Il titolo e il sottotitolo di questa scheda ricalcano quelli di un’eccellente recensione di Antonio Scurati su Tuttolibri del 12 gennaio 2019. Con una significativa trasformazione: laddove il titolista di Tuttolibri diceva “L’Occidente che ha perso il sesso è una polveriera di rancore” noi scriviamo: “L’Occidente che ha perso il senso è una polveriera di rancore”. Credo che questa seconda soluzione sia migliore perché inserisce le avventure e disavventure del povero Florent-Claude non in una crisi da andropausa che potrebbe averlo investito all’improvviso ma nel processo plurisecolare di laicizzazione che ha caratterizzato la modernità occidentale e il cui motto può essere il detto di Grozio, “anche se Dio non esistesse”, etsi Deus non daretur. Questo processo ha avuto numerosi aspetti di emancipazione, che non si possono misconoscere. Tuttavia oggi esso, lasciato a se stesso, senza una crescita della consapevolezza profonda della persona, alla fine rischia di devastare l’esistenza del soggetto, scatenandogli dentro un’angoscia che in ogni modo deve essere placata, costi quel che costi - anche, se necessario, a prezzo dell’impotenza. E questo è il caso di Florent-Claude, che ricorre alla “piccola compressa bianca, ovale, divisibile”, la serotonina, perché non vuole più sentire nulla, vuole raggiungere il prodigio che schiude la divina indifferenza, l’apatia: non vuole vivere più, cerca solo di sopravvivere. Il maestro di questa arte della fuga dalla vita è stato, nella cultura dell’Occidente, Arthur Schopenhauer, profondo genio filosofico, scrittore potente, lucido e appassionato: ma insieme il cattivo maestro per definizione, il diseducatore per eccellenza, colui che ha insegnato a odiare la vita (e le donne). Houellebecq è stato un fervente discepolo di Schopenhauer, e tale in sostanza rimane: se ne ha una conferma nel suo libretto In presenza di Schopenhauer, che può essere letto utilmente insieme a questo ultimo romanzo. E’ un’operetta in cui Houellebecq traduce e commenta, con lucidità e rigore, alcuni passi dell’opera fondamentale del filosofo di Danzica, Il mondo come volontà e rappresentazione. La lettura in parallelo di questi due testi di Houellebecq può essere utile perché il romanzo documenta, e insieme smaschera, con la forza della narrazione concreta, quella disgregazione dell’Io che la filosofia della negazione totale dell’essere aveva postulato come vertice della liberazione.

w.m.

[Michel HOUELLEBECQ, Serotonina, tr.it. di Vincenzo Vega, La nave di Teseo, Milano 2019]

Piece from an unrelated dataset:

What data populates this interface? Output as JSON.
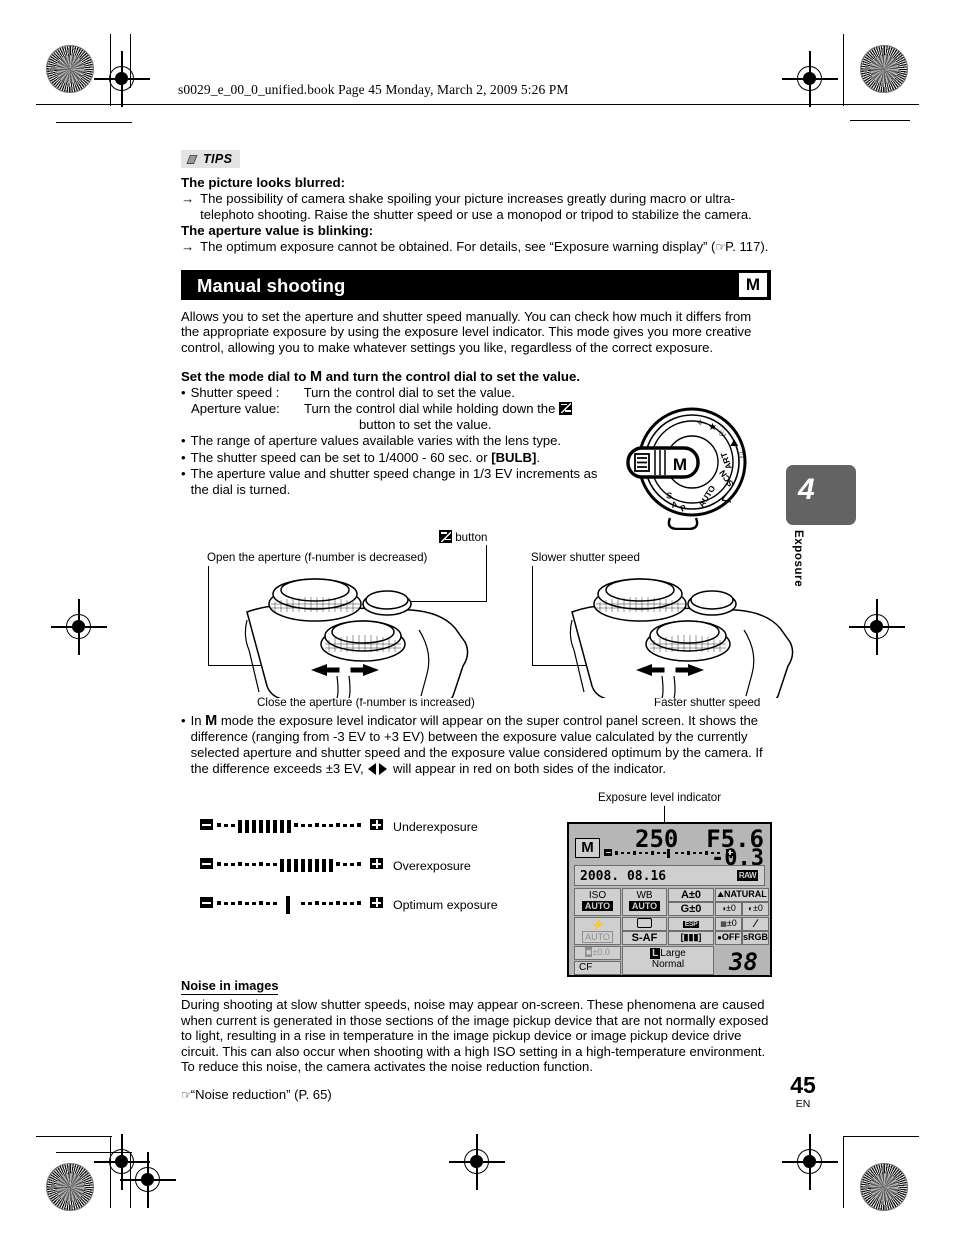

[Michel HOUELLEBECQ, In presenza di Schopenhauer, tr.it. di Vincenzo Vega, La nave di Teseo, Milano 2017]


Walter Minella - l'autore di questa recensione - ha insegnato storia e filosofia nei Licei. Tra le sue pubblicazioni: Il dibattito sul dispotismo orientale. Cina, Russia e società arcaiche (1991). Ha tradotto il breve saggio di Varlam Tichonovič Šalamov, il grande testimone dei Gulag, Tavola di moltiplicazione per giovani poeti (2012), ha curato la pubblicazione del libro postumo di Pietro Prini, Ventisei secoli nel mondo dei filosofi (2015) e ha scritto la monografia Pietro Prini (2016).